CommCare also serves portions of the REST API from a read-only copy of form and case data that is replicated in real time to an Elasticsearch service.

This also allows independent scaling of the transactional data services and the reporting services.

Devops Automation

Fabric / Ansible

Fabric and Ansible are deployment automation tools which support the efficient management of cloud resources for operations like deploying new code, rolling out new server hosts, or running maintenance processes like logically resharding distributed database. CommCare uses these tools as the foundation for our cloud management toolkit, which allows us to have predictable and consistent maintenance across a large datacenter.

Dimagi’s tool suite, commcare-cloud is also available on Github

Other services

Nginx (proxy)

CommCare’s main entry point for all traffic to CommCare HQ goes through Nginx. Nginx performs the following functions:

  • SSL termination

  • Reverse proxy and load balancing

  • Request routing to CommCare and Formplayer

  • Serving static assets

  • Request caching

  • Rate limiting (optional)

Redis

Redis is an open source document store that is used for caching in CommCare HQ. Its primary use is for general caching of data that otherwise would require a query to the database to speed up the performance of the site. Redis also is used as a temporary data storage of large binary files for caching export files, image dumps, and other large downloads.

Apache Kafka

Kafka is a distributed streaming platform used for building real-time data pipelines and streaming apps. It is horizontally scalable, fault-tolerant, fast, and runs in production in thousands of companies.

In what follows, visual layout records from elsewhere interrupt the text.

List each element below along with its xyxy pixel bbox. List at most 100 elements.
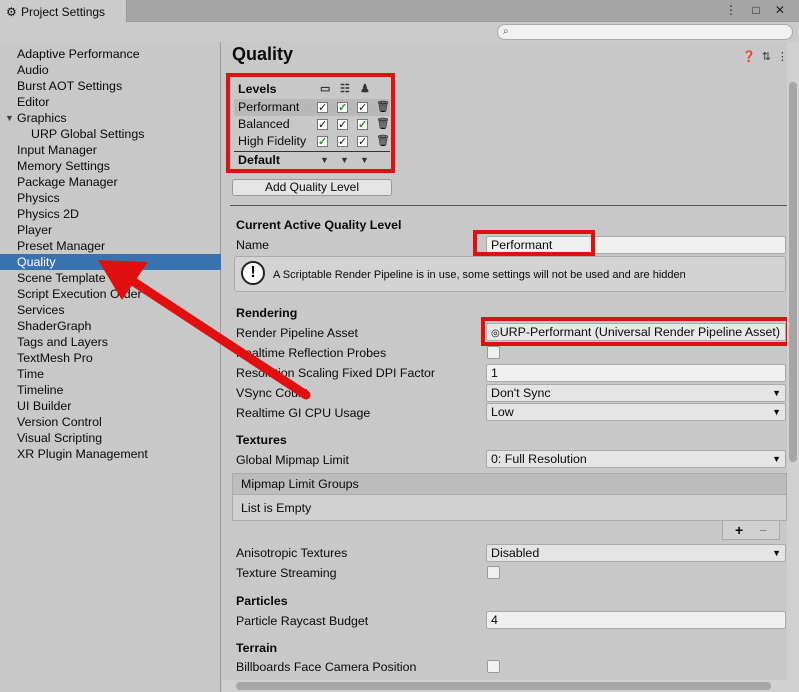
sidebar-item-services[interactable]: Services bbox=[0, 302, 221, 318]
chevron-down-icon[interactable]: ▼ bbox=[340, 154, 349, 166]
add-item-button[interactable]: + bbox=[735, 522, 743, 538]
checkbox-standalone[interactable]: ✓ bbox=[317, 102, 328, 114]
reflection-probes-checkbox[interactable] bbox=[487, 346, 500, 359]
sidebar-item-timeline[interactable]: Timeline bbox=[0, 382, 221, 398]
texture-streaming-label: Texture Streaming bbox=[236, 566, 337, 580]
chevron-down-icon[interactable]: ▼ bbox=[5, 110, 14, 126]
list-footer: + − bbox=[722, 521, 780, 540]
default-label: Default bbox=[238, 153, 280, 167]
sidebar-item-audio[interactable]: Audio bbox=[0, 62, 221, 78]
dpi-factor-label: Resolution Scaling Fixed DPI Factor bbox=[236, 366, 436, 380]
vsync-dropdown[interactable]: Don't Sync ▼ bbox=[486, 384, 786, 402]
preset-icon[interactable]: ⇅ bbox=[762, 51, 777, 63]
pipeline-asset-label: Render Pipeline Asset bbox=[236, 326, 358, 340]
level-row-balanced[interactable]: Balanced ✓ ✓ ✓ 🗑 bbox=[234, 116, 390, 133]
vsync-label: VSync Count bbox=[236, 386, 309, 400]
level-row-high-fidelity[interactable]: High Fidelity ✓ ✓ ✓ 🗑 bbox=[234, 133, 390, 150]
sidebar-item-version-control[interactable]: Version Control bbox=[0, 414, 221, 430]
sidebar-item-visual-scripting[interactable]: Visual Scripting bbox=[0, 430, 221, 446]
sidebar-item-shadergraph[interactable]: ShaderGraph bbox=[0, 318, 221, 334]
chevron-down-icon: ▼ bbox=[772, 388, 781, 398]
anisotropic-dropdown[interactable]: Disabled ▼ bbox=[486, 544, 786, 562]
sidebar-item-physics[interactable]: Physics bbox=[0, 190, 221, 206]
chevron-down-icon[interactable]: ▼ bbox=[360, 154, 369, 166]
checkbox-standalone[interactable]: ✓ bbox=[317, 119, 328, 131]
chevron-down-icon[interactable]: ▼ bbox=[320, 154, 329, 166]
sidebar-item-xr-plugin[interactable]: XR Plugin Management bbox=[0, 446, 221, 462]
sidebar-item-scene-template[interactable]: Scene Template bbox=[0, 270, 221, 286]
sidebar-item-package-manager[interactable]: Package Manager bbox=[0, 174, 221, 190]
checkbox-server[interactable]: ✓ bbox=[337, 102, 348, 114]
particles-header: Particles bbox=[236, 594, 288, 608]
billboards-checkbox[interactable] bbox=[487, 660, 500, 673]
monitor-icon: ▭ bbox=[320, 83, 331, 95]
gi-cpu-label: Realtime GI CPU Usage bbox=[236, 406, 371, 420]
android-icon: ♟ bbox=[360, 83, 370, 95]
sidebar-item-quality[interactable]: Quality bbox=[0, 254, 221, 270]
sidebar-item-editor[interactable]: Editor bbox=[0, 94, 221, 110]
checkbox-android[interactable]: ✓ bbox=[357, 136, 368, 148]
annotation-box bbox=[473, 230, 595, 256]
mipmap-groups-list: Mipmap Limit Groups List is Empty bbox=[232, 473, 787, 521]
trash-icon[interactable]: 🗑 bbox=[376, 136, 390, 147]
gi-cpu-value: Low bbox=[491, 405, 514, 419]
dpi-factor-field[interactable]: 1 bbox=[486, 364, 786, 382]
search-icon: ⌕ bbox=[503, 26, 509, 37]
title-bar: ⚙ Project Settings ⋮ □ ✕ bbox=[0, 0, 799, 22]
checkbox-server[interactable]: ✓ bbox=[337, 119, 348, 131]
sidebar-item-physics-2d[interactable]: Physics 2D bbox=[0, 206, 221, 222]
list-empty-text: List is Empty bbox=[241, 501, 312, 515]
warning-icon: ! bbox=[241, 261, 265, 285]
sidebar: Adaptive Performance Audio Burst AOT Set… bbox=[0, 42, 221, 692]
tab-project-settings[interactable]: ⚙ Project Settings bbox=[0, 0, 127, 22]
anisotropic-label: Anisotropic Textures bbox=[236, 546, 348, 560]
divider bbox=[230, 205, 790, 206]
checkbox-standalone[interactable]: ✓ bbox=[317, 136, 328, 148]
mipmap-limit-value: 0: Full Resolution bbox=[491, 452, 587, 466]
help-text: A Scriptable Render Pipeline is in use, … bbox=[273, 269, 686, 281]
sidebar-item-input-manager[interactable]: Input Manager bbox=[0, 142, 221, 158]
checkbox-android[interactable]: ✓ bbox=[357, 119, 368, 131]
level-name: Performant bbox=[238, 100, 300, 114]
scrollbar-thumb[interactable] bbox=[236, 682, 771, 690]
main-panel: Quality ❓⇅⋮ Levels ▭ ☷ ♟ Performant ✓ ✓ … bbox=[222, 42, 799, 692]
sidebar-item-script-execution[interactable]: Script Execution Order bbox=[0, 286, 221, 302]
window-controls[interactable]: ⋮ □ ✕ bbox=[725, 3, 791, 17]
sidebar-item-memory-settings[interactable]: Memory Settings bbox=[0, 158, 221, 174]
server-icon: ☷ bbox=[340, 83, 350, 95]
horizontal-scrollbar[interactable] bbox=[222, 680, 799, 692]
annotation-box bbox=[481, 317, 790, 346]
sidebar-item-time[interactable]: Time bbox=[0, 366, 221, 382]
sidebar-item-burst-aot[interactable]: Burst AOT Settings bbox=[0, 78, 221, 94]
level-row-performant[interactable]: Performant ✓ ✓ ✓ 🗑 bbox=[234, 99, 390, 116]
checkbox-android[interactable]: ✓ bbox=[357, 102, 368, 114]
raycast-budget-field[interactable]: 4 bbox=[486, 611, 786, 629]
levels-header: Levels ▭ ☷ ♟ bbox=[234, 81, 390, 98]
help-icon[interactable]: ❓ bbox=[742, 51, 762, 63]
sidebar-item-textmesh-pro[interactable]: TextMesh Pro bbox=[0, 350, 221, 366]
texture-streaming-checkbox[interactable] bbox=[487, 566, 500, 579]
sidebar-item-graphics[interactable]: ▼ Graphics bbox=[0, 110, 221, 126]
vertical-scrollbar[interactable] bbox=[787, 42, 799, 680]
chevron-down-icon: ▼ bbox=[772, 548, 781, 558]
gi-cpu-dropdown[interactable]: Low ▼ bbox=[486, 403, 786, 421]
rendering-header: Rendering bbox=[236, 306, 298, 320]
sidebar-item-ui-builder[interactable]: UI Builder bbox=[0, 398, 221, 414]
tab-title: Project Settings bbox=[21, 5, 106, 19]
sidebar-item-tags-layers[interactable]: Tags and Layers bbox=[0, 334, 221, 350]
checkbox-server[interactable]: ✓ bbox=[337, 136, 348, 148]
add-quality-level-button[interactable]: Add Quality Level bbox=[232, 179, 392, 196]
scrollbar-thumb[interactable] bbox=[789, 82, 797, 462]
trash-icon[interactable]: 🗑 bbox=[376, 119, 390, 130]
sidebar-item-player[interactable]: Player bbox=[0, 222, 221, 238]
search-input[interactable]: ⌕ bbox=[497, 24, 793, 40]
sidebar-item-urp-global[interactable]: URP Global Settings bbox=[0, 126, 221, 142]
chevron-down-icon: ▼ bbox=[772, 454, 781, 464]
mipmap-limit-dropdown[interactable]: 0: Full Resolution ▼ bbox=[486, 450, 786, 468]
anisotropic-value: Disabled bbox=[491, 546, 540, 560]
sidebar-item-preset-manager[interactable]: Preset Manager bbox=[0, 238, 221, 254]
trash-icon[interactable]: 🗑 bbox=[376, 102, 390, 113]
remove-item-button[interactable]: − bbox=[759, 522, 767, 538]
sidebar-item-adaptive-performance[interactable]: Adaptive Performance bbox=[0, 46, 221, 62]
name-label: Name bbox=[236, 238, 270, 252]
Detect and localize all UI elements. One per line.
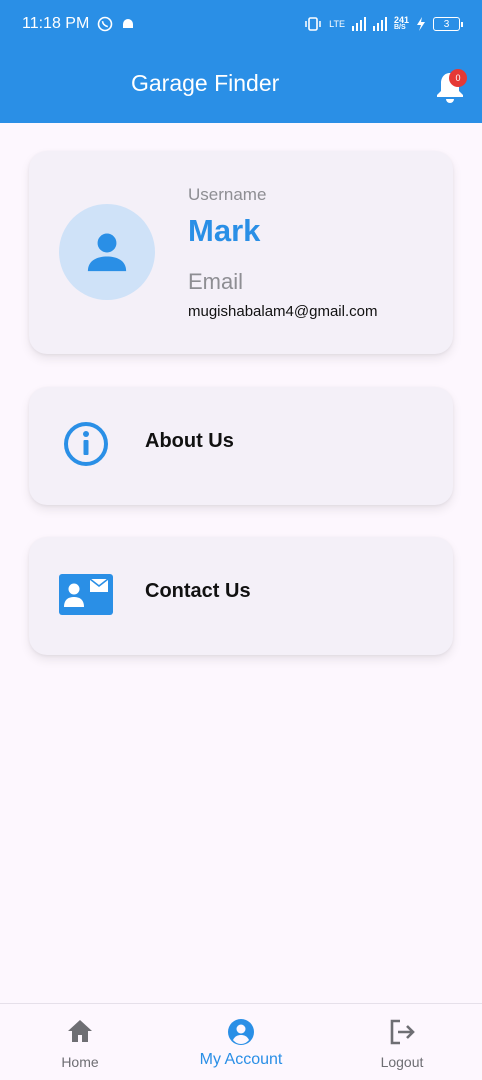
bottom-navigation: Home My Account Logout bbox=[0, 1003, 482, 1080]
nav-my-account[interactable]: My Account bbox=[161, 1004, 321, 1080]
about-us-card[interactable]: About Us bbox=[29, 387, 453, 505]
net-speed-value: 241 bbox=[393, 15, 409, 25]
android-icon bbox=[123, 19, 134, 28]
whatsapp-icon bbox=[97, 16, 113, 32]
info-icon bbox=[64, 422, 108, 466]
signal-icon bbox=[351, 17, 366, 31]
nav-logout-label: Logout bbox=[380, 1054, 424, 1070]
contact-card-icon bbox=[59, 574, 113, 615]
net-speed-unit: B/S bbox=[393, 24, 406, 31]
vibrate-icon bbox=[305, 17, 321, 31]
charging-icon bbox=[417, 17, 425, 31]
battery-level: 3 bbox=[443, 18, 450, 30]
profile-card: Username Mark Email mugishabalam4@gmail.… bbox=[29, 151, 453, 354]
contact-us-label: Contact Us bbox=[145, 580, 251, 602]
avatar bbox=[59, 204, 155, 300]
nav-logout[interactable]: Logout bbox=[322, 1004, 482, 1080]
nav-my-account-label: My Account bbox=[199, 1051, 283, 1068]
person-icon bbox=[87, 233, 127, 272]
network-type: LTE bbox=[329, 19, 345, 29]
nav-home-label: Home bbox=[61, 1054, 99, 1070]
notification-badge: 0 bbox=[449, 69, 467, 87]
home-icon bbox=[68, 1020, 92, 1042]
nav-home[interactable]: Home bbox=[0, 1004, 160, 1080]
battery-icon: 3 bbox=[433, 17, 463, 31]
status-bar: 11:18 PM LTE 241 B/S 3 bbox=[0, 0, 482, 48]
signal-icon-2 bbox=[372, 17, 387, 31]
email-label: Email bbox=[188, 269, 244, 294]
logout-icon bbox=[390, 1019, 415, 1045]
page-title: Garage Finder bbox=[131, 70, 280, 96]
account-circle-icon bbox=[228, 1019, 254, 1045]
app-bar: 11:18 PM LTE 241 B/S 3 Garage Finder 0 bbox=[0, 0, 482, 123]
username-value: Mark bbox=[188, 213, 261, 248]
email-value: mugishabalam4@gmail.com bbox=[188, 303, 378, 320]
about-us-label: About Us bbox=[145, 430, 234, 452]
status-time: 11:18 PM bbox=[22, 15, 90, 32]
username-label: Username bbox=[188, 185, 267, 204]
contact-us-card[interactable]: Contact Us bbox=[29, 537, 453, 655]
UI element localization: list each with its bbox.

It is used in CommCare to create asynchronous feeds that power our change processors (pillows) as part of the reporting pipeline.

RabbitMQ

RabbitMQ is an open source Advanced Message Queuing Protocol (AMQP) compliant server. As mentioned above CommCare uses the Celery framework to execute background tasks. The Celery task queues are managed by RabbitMQ.

Gunicorn

Gunicorn is an out-of-the-box multithreaded HTTP server for Python, including good integration with Django. It allows CommCare to run a number of worker processes on each worker machine with very little additional setup. CommCare is also using a configuration option that allows each worker process to handle multiple requests at a time using the popular event-based concurrency library Gevent. On each worker machine, Gunicorn abstracts the concurrency and exposes our Django application on a single port. After deciding upon a machine through its load balancer, our proxy is then able to forward traffic to this machine’s port as if forwarding to a naive single-threaded implementation such as Django’s built-in “runserver”.